DVD com os dias contados.

Daqui há cerca de dois anos você estará provavelmente jogando fora o seu aparelho de DVD e comprando um tocador de blu-ray. Pelo menos esta é a expectativa da indústria do entretenimento, que movimenta bilhões de dólares no mundo e, pela primeira vez desde a popularização da internet, vê nesta nova tecnologia possíveis chances de salvação. A tal mídia é vista como uma nova possibilidade para que as pessoas continuem a consumir filmes e shows comprados na loja e não apenas os baixados ilegalmente na web.

Mais: mesmo custando muito caro para a maioria dos consumidores, o blu-ray é o grande responsável por iniciar a decadência do DVD. Lançamentos no antigo formato, por exemplo, começam a ficar mais baratos por causa do concorrente. Enquanto o DVD duplo do Homem Aranha 3 custa cerca de R$ 34, por exemplo, o mesmo filme é encontrado em blu-ray por R$ 89 ou mais; e enquanto um leitor de DVD pode ser comprado por R$ 60, os equipamentos de blu-ray custam cerca de R$ 1 mil.

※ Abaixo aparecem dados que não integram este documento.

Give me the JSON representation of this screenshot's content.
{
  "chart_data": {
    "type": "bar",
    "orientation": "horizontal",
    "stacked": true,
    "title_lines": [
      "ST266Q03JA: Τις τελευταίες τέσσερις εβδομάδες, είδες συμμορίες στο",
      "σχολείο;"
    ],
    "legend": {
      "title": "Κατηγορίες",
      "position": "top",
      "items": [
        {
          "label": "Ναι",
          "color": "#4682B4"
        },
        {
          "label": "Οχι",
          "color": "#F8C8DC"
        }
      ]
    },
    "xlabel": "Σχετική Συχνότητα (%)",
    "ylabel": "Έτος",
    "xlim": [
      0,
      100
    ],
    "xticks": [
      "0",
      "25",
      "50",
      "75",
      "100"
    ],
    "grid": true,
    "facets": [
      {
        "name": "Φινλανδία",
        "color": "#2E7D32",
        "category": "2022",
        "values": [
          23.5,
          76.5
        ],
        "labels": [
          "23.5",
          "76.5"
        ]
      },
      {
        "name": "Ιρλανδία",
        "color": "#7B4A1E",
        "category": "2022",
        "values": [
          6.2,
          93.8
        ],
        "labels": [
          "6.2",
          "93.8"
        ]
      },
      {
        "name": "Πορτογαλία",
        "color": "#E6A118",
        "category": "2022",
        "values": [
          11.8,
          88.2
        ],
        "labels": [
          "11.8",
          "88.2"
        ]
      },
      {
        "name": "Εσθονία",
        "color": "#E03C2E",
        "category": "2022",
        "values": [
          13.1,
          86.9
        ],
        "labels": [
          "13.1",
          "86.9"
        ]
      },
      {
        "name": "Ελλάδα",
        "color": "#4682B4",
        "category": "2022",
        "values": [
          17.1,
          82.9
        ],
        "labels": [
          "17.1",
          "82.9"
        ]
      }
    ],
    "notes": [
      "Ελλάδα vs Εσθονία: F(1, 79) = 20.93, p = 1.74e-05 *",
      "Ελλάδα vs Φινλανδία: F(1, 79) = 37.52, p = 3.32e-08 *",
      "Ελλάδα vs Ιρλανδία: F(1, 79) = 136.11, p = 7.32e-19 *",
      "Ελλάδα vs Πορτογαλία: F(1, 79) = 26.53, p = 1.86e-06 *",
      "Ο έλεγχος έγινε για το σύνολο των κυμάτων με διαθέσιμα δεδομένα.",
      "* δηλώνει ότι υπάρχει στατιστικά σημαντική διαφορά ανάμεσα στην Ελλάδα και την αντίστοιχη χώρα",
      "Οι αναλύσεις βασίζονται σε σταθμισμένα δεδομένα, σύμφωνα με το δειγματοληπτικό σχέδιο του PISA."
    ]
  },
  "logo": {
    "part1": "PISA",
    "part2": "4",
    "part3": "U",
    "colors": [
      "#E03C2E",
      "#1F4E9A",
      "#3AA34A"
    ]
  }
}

Mas será que vale a pena investir tanto numaparelho como este? Depende das necessidades e do interesse de cada pessoa. Se o DVD tem uma capacidade limitada em 4,7GB, a tecnologia blu-ray é a primeira a permitir gravar vídeos em alta resolução e a armazenar 25GB de dados (vídeos, imagens ou outros conteúdos). Isto significa cinco vezes mais espaço e cinco vezes mais qualidade de áudio e de vídeo. Na prática, enquanto a imagem de um DVD pode ser comparada a uma fotografia de 0,4 megapixels, a de um blu-ray é vista com dois megapixels.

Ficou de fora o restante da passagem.